Per quattro persone:
- quattro pernici
- 900 g di patate dolci
- 400 g di cipolle bianche
- erbe aromatiche sarde freschissime e biologiche
- olio extravergine d’oliva
- sale
Preparazione di Su Prattu de Cassa
Le pernici di allevamento possono essere cucinate appena acquistate, mentre quelle selvatiche richiedono un tempo di frollatura che va dai 2 ai 4 giorni. I volatili vanno in ogni caso puliti subito, eliminando delicatamente a mano le piume e le togliendo le interiora. Le pernici giovani hanno carni tenere e necessitano tempi di cottura inferiori rispetto alle pernici adulte, che di contro hanno una carne più gustosa.
- Prima di tutto provvedete ad eliminare le interiora facendo un piccolo taglio sulla pancia bassa, quindi lavate le pernici sotto l’acqua corrente; passate poi alla spennatura manuale a cui seguirà la pulitura finale con la fiamma del fornello. Bisogna fiammeggiare 'abbruschinare' con molta attenzione avvicinando il volatile per bruciare i residui delle piccole penne, senza ovviamente bruciare la pelle.
- Alcuni macellai saranno in grado di fare questa operazione e darvi le pernici già perfettamente pulite.
- Sbucciate e pelate le cipolle che taglierete a pezzettoni.
- A questo punto mettete sul fondo del tegame ‘prattu de cassa’ un generoso strato di patate (circa la metà) coprendo ogni piccolo spazio. Sopra adagiate la carne di pernice fatta a pezzi, cercando di distanziare le parti tra loro. Sopra, ‘a chiusura’, adagiate le cipolle e le patate rimanenti.
- Ogni strato va salato delicatamente e condito con un giro di olio evo; arricchite le patate e la carne con delle erbe di stagione -salvia, rosmarino, timo e ciò che più gradite- che avrete accuratamente lavato ed asciugato.
- Adagiate su prattu sulle braci come facevano i cacciatori, e considerate un tempo di cottura di circa 35 minuti. Cercate di non aprire spesso la parte superiore, attendete almeno 20 minuti prima di dare uno sguardo. Facendo attenzione a non scottarvi, girate il tegame ‘sottosopra’ e ruotate il tegame ogni 5 minuti per una cottura omogena.
- La cottura può essere fatta anche sui fornelli, con un riduttore da cottura lenta per mantenere stabile e bassa la temperatura.

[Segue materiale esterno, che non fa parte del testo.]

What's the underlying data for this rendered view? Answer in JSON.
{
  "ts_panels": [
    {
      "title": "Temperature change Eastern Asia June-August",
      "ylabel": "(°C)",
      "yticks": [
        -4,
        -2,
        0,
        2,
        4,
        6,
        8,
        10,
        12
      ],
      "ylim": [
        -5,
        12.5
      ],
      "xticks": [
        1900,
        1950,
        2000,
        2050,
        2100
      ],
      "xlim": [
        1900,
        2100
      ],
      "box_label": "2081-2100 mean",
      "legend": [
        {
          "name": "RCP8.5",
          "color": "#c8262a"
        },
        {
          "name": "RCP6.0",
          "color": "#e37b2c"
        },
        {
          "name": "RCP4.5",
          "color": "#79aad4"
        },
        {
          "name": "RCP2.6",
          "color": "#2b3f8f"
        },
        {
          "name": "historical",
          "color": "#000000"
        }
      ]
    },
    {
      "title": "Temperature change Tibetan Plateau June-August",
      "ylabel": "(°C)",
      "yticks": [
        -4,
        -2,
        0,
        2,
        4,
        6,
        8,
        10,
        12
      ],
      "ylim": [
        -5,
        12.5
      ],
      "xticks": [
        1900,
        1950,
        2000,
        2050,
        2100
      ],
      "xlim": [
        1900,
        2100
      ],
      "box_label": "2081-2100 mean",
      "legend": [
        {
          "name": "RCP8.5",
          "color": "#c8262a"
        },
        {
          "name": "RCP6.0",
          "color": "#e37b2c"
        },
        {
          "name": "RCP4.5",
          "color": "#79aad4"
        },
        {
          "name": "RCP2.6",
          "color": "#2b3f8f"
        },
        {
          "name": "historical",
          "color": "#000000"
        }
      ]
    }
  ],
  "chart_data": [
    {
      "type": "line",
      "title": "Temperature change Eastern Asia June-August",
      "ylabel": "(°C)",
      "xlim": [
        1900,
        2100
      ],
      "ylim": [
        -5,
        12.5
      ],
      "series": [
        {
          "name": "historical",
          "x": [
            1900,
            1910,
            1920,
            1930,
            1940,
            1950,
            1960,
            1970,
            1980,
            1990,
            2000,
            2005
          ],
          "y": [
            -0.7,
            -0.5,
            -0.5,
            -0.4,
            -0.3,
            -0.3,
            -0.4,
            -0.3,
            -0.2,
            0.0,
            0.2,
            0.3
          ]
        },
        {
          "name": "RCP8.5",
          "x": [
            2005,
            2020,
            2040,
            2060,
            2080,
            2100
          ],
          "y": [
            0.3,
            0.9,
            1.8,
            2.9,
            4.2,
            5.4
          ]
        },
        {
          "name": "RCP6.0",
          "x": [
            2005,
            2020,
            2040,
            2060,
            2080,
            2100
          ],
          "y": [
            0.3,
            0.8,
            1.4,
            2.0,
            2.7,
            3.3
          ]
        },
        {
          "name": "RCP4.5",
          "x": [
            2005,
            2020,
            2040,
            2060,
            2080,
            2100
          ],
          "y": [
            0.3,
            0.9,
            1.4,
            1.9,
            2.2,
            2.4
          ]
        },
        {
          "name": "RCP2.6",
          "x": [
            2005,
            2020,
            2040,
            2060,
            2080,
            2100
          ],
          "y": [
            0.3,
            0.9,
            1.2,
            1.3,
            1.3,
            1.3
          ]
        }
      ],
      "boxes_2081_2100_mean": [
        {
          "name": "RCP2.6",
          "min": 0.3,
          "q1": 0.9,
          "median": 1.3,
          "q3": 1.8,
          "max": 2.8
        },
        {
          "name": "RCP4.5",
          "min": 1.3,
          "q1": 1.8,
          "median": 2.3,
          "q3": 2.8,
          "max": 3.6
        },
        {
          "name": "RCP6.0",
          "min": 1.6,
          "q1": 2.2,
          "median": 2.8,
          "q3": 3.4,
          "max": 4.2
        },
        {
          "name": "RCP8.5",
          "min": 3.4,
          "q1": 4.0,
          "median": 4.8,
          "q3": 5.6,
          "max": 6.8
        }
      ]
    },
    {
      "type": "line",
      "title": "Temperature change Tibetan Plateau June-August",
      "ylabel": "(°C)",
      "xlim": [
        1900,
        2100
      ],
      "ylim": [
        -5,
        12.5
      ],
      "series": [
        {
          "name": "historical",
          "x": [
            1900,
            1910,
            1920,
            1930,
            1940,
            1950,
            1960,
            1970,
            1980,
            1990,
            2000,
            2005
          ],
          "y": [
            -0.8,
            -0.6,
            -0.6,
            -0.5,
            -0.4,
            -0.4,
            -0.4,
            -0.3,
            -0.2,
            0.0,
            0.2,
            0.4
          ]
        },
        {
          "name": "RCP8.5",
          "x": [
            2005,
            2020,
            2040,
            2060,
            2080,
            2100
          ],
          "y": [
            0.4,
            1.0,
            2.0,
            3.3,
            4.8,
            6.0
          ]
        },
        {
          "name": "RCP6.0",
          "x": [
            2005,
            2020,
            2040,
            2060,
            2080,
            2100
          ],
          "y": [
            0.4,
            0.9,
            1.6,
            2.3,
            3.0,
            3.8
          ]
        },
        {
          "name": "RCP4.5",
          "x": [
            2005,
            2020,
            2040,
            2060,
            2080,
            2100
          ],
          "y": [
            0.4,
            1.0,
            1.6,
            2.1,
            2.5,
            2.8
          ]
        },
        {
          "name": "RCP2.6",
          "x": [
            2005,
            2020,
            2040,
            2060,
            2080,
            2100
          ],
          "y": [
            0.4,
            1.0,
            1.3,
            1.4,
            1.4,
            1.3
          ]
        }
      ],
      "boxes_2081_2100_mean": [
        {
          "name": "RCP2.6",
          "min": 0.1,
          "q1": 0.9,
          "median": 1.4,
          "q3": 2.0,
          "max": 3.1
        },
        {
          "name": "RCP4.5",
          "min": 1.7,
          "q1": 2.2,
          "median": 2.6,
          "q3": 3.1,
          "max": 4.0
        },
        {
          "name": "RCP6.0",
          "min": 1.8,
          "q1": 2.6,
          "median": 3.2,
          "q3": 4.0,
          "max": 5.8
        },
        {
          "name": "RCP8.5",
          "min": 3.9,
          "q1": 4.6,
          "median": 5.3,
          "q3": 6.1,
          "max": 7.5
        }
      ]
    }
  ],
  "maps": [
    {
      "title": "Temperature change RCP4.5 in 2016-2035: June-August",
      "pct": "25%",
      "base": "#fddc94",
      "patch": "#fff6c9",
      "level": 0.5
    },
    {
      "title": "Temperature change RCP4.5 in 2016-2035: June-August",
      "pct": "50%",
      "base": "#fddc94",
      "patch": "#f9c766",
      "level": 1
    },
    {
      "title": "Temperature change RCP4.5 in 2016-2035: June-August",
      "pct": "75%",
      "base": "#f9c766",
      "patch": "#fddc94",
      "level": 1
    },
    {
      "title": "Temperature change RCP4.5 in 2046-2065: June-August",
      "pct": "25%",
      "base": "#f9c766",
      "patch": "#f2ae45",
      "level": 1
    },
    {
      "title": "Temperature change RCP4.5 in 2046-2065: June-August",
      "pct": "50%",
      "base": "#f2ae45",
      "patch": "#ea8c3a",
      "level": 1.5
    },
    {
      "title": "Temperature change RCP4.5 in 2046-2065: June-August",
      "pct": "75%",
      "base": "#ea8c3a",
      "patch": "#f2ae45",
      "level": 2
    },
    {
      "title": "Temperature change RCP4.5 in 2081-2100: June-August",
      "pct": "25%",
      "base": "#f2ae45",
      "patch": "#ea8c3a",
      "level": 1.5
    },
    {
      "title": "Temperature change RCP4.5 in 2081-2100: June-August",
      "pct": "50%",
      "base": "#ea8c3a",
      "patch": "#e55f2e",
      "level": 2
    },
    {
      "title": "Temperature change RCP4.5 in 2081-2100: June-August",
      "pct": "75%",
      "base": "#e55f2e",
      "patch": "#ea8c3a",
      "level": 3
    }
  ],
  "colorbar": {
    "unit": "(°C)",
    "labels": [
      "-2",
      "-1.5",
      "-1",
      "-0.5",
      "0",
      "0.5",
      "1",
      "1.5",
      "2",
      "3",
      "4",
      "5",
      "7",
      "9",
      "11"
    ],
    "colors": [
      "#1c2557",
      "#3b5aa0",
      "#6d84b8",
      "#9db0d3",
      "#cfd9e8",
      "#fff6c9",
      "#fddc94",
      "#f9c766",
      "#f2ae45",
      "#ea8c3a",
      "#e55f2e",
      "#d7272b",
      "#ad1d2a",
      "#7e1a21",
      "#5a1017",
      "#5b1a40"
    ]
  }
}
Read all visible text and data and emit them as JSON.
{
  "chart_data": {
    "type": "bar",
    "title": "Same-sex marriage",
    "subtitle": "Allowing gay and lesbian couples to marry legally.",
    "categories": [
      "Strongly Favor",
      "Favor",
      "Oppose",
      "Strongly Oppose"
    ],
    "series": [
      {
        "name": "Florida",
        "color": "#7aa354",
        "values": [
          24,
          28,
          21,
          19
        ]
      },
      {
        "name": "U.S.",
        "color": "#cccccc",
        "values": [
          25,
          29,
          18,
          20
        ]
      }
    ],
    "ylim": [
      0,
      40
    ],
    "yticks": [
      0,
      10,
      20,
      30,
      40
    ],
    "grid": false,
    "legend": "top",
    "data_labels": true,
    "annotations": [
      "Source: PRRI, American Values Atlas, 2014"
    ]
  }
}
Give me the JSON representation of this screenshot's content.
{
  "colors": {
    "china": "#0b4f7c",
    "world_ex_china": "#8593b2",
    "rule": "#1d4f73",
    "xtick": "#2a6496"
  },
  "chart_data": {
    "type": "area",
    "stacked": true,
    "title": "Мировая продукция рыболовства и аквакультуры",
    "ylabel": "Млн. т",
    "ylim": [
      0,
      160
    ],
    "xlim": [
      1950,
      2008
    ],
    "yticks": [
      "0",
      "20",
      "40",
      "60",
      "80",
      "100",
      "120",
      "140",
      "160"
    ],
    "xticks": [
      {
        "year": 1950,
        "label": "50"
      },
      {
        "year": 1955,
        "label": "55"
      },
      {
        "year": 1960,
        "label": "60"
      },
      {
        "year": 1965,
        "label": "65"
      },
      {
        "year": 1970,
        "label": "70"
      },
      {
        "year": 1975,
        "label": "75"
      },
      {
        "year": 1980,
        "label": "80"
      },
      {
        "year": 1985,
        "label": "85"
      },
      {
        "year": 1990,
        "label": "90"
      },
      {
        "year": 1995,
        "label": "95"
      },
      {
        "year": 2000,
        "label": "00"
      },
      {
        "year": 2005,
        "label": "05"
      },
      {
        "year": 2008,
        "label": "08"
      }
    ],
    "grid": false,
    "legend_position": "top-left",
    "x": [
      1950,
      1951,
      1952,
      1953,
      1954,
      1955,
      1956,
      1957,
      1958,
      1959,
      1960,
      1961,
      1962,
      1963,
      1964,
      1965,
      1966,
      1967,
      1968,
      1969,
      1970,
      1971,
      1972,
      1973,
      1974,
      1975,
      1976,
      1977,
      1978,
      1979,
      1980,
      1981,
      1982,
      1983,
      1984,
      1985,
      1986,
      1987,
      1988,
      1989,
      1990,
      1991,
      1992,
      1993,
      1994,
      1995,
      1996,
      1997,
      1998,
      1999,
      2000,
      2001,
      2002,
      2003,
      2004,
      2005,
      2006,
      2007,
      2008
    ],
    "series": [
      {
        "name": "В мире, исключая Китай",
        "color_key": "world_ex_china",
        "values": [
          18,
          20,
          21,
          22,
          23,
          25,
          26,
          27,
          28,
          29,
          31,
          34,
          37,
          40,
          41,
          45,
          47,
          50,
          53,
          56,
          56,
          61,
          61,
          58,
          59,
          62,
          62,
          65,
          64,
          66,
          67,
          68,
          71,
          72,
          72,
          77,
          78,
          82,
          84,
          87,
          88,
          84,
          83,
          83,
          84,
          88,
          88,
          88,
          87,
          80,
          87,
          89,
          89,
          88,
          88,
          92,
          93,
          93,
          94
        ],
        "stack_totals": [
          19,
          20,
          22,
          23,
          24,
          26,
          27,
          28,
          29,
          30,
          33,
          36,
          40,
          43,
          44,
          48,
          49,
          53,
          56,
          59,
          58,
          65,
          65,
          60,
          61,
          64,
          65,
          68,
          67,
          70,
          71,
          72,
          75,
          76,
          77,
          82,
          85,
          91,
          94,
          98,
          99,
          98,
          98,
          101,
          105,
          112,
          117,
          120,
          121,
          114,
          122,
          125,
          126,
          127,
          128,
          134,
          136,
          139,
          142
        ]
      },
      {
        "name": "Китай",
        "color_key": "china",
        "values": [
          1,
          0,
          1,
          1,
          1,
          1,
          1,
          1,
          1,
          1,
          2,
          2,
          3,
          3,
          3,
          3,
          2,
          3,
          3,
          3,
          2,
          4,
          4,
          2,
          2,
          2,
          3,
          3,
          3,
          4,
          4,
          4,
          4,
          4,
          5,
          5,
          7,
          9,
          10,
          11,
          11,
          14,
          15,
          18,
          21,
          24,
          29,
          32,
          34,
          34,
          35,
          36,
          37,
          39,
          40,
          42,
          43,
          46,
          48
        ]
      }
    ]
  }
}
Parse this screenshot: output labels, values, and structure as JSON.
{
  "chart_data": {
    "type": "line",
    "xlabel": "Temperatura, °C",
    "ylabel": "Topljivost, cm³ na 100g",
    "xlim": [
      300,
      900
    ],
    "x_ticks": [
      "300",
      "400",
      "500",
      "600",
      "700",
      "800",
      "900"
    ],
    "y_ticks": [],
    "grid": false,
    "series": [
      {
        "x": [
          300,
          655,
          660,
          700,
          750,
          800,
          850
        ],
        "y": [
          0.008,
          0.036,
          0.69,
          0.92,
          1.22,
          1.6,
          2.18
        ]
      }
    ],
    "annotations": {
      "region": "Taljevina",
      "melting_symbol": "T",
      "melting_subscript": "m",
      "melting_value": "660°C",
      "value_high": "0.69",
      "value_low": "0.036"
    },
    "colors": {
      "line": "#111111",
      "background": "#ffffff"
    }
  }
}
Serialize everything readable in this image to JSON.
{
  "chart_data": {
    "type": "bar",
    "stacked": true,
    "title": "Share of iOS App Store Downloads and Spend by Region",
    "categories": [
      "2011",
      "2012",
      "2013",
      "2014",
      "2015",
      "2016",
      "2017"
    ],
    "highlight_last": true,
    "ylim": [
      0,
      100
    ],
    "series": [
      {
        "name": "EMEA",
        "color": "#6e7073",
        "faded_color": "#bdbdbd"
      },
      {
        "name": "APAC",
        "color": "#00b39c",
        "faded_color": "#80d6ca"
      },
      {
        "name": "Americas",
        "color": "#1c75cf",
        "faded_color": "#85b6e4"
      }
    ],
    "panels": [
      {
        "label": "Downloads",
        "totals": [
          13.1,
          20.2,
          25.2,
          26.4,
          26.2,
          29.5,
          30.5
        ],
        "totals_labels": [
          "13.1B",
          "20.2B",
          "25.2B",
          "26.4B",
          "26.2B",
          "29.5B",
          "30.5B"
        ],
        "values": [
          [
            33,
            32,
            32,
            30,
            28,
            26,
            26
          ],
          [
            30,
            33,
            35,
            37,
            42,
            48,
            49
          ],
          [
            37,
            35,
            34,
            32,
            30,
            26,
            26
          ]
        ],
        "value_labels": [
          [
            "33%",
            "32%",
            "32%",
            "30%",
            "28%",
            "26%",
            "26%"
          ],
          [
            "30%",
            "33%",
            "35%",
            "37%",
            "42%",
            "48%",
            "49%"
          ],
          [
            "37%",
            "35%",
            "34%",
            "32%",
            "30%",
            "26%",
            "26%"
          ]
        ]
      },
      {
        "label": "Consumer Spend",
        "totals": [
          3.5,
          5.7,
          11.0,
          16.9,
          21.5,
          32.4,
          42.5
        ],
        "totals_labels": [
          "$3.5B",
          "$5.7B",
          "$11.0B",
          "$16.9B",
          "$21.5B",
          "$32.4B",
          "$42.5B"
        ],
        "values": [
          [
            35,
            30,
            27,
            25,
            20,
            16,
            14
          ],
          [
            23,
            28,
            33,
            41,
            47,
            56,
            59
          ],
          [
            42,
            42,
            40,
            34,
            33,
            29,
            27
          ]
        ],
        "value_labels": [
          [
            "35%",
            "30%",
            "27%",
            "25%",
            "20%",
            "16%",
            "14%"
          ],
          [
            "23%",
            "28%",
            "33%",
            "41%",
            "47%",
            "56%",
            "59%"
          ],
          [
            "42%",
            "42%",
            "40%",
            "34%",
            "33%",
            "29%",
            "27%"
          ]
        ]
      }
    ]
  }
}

- Per controllare se la carne è cotta infilate uno spiedino lungo d’acciaio nella part più polposa della pernice, se il liquido che fuoriesce è trasparente il piatto è pronto, se è rosastro cuocete per altri 5 minuti ed andate avanti con la stessa procedura.
Abbinamenti e varianti di Su Prattu de Cassa
- Su prattu con la pernice può essere gustato accompagnato da un vino rosso o rosato di medio corpo -col Cannonau non si sbaglia mai!- o da un vino bianco strutturato come il Vermentino DOCG di Gallura, garanzia di eleganza e qualità.
- La stessa procedura di cottura può essere cucinata con della carne di maiale: in questo caso si possono aggiungere anche dei pomodori secchi spezzettati ed un bicchiere di uno dei vini bianchi sardi pregiati tipo Vernaccia.
- Molto gustosa anche la variante con la carne di agnello che si può condire come il maiale.
- Meno comune la cottura del pesce, ma estremamente delicata e saporita. In questo caso i pesci vengono messi interi ed arricchiti con pomodoro fresco tagliato a pezzi.